Convertible Bonds

A convertible bond is a debt security, issued by a corporation that gives its owner the right to acquire another security (usually the issuer's common stock directly from the issuer) in exchange for the security. The exchange terms are detailed in the bond indenture. The conversion feature results in the bondholder receiving lower yields as compared to non-convertible securities.

Typically, convertible bonds will be classified as subordinated debt, debt which is junior in ranking to senior or unsubordinated debt as far as principal repayment in the event of issuer distress or bankruptcy.


The formula for the conversion ratio is ordinarily: Par Value of Convertible Security (usually 1.00) divided by Conversion Price.

Conversion Price - Price paid per share to acquire the common stock of the issuer

Conversion Ratio - This ratio determines the number of shares the bondholder will receive per bond they exchange.

Parity - Conversion parity is the point at which neither a profit, nor loss, would be made at conversion. Basically, parity exists when the conversion ratio at issuance is equal to the convertible security price divided by the market value of the stock.

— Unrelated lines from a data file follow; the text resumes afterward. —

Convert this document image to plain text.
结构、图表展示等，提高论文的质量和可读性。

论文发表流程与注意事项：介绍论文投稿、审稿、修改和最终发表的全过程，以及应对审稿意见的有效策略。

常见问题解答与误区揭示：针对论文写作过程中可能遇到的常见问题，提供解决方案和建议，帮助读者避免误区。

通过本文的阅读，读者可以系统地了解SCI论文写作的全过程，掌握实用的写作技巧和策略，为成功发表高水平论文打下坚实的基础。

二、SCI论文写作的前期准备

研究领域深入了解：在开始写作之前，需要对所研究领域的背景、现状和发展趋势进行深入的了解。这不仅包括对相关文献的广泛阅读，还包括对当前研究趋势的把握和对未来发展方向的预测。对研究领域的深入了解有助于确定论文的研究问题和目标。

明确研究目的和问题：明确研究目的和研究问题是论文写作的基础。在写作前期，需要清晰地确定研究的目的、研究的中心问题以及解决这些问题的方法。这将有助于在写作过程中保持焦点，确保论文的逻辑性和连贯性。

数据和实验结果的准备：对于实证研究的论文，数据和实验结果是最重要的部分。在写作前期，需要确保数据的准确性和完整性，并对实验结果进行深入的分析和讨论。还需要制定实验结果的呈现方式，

When the price of the stock increases above the conversion parity price, the convertible security would be subject to price changes relative to the movements of the stock. Any stock price appreciation thereafter will be reflected in the price of the bond allowing the bondholder to sell the convertible security for a profit rather than performing a conversion and then selling the stock for a gain.

Conversion Premium - The conversion premium measures the spread between the conversion price and the current market value of the convertible bond, and is ordinarily expressed in percent. For example, if a stock is currently trading at $50 per share and the bond conversion price is $60, the bond would be said to be trading with a 20% conversion premium.

Advantages and Disadvantages to Issuers of Convertible Bonds

The conversion feature offers upside to the bondholder and therefore gives the issuer the ability to achieve lower fixed costs for borrowing. Issuing debt with an conversion premium above market values is often preferable for an issuer to paying a higher cost of capital for fixed senior debt or to issuing equity at or below market values (which would also dilute equity holders).

Issuers can also impose other conditions that make these bonds more attractive as a source of capital (and potentially less so for investors). One thing that can be done is to add a call feature into the bond allowing it to be called if, for example, the company starts to increase earnings. The call feature allows the issuer to force the bondholder to convert the bonds at a lower price. It is therefore important to read bond indentures carefully before purchasing convertible bonds.

One key disadvantage to the issuer of a convertible is if the stock price increases rapidly after issuance, causing the conversion to take place in a relatively short amount of time. This indicates that the company did not do a good job of valuing itself. A second, and more negative scenario exists when the common stock actually moves lower after issuance. In this case, the bondholder will not convert to equity as the issuer had hoped, but will continue to realize interest and recover their principal.

Advantages and Disadvantages to Convertible Bond Investors

Convertible bonds are a safer investment than buying common stock but can provide stock-like returns. They are less volatile than stocks and their value can only fall to a price where the yield would be equal to that of a non-convertible bond of the same term. They offer strong downside protection in a bear market while allowing the investor to take part in the profits as a stock moves higher.

Convertibles can be disadvantageous bondholders receive substantially lower yield to maturity in comparison to the non-convertible equivalent. This is only a concern when the issuer's equity does not achieve the upward price projections that would make taking the lower yield speculation worthwhile.

Additionally, the ability for speculation is greatly reduced when a call provision is attached to the convertible bond. This limits the upside and will force the bondholder to give up their bond at a discount to market.

Convertible Bond Investor Considerations

Convertible bonds provide the investor with a vehicle that has lower risk and lower yields than an equivalent credit which is not convertible, yet allows the investor to take advantage of a higher stock price. The bondholder is making a tradeoff; lower yields upfront for anticipated gains in the stock price. If those gains are not achieved, the bondholder will have given up the yield spread between the convertible and non-convertible security.

Make sure you assess the credit quality of the company you are loaning money to. Does the company have the strength to withstand economic downturns or even recessions? What is the growth potential of the stock and is it enough to compensate you for the lower yield on the convertible bond?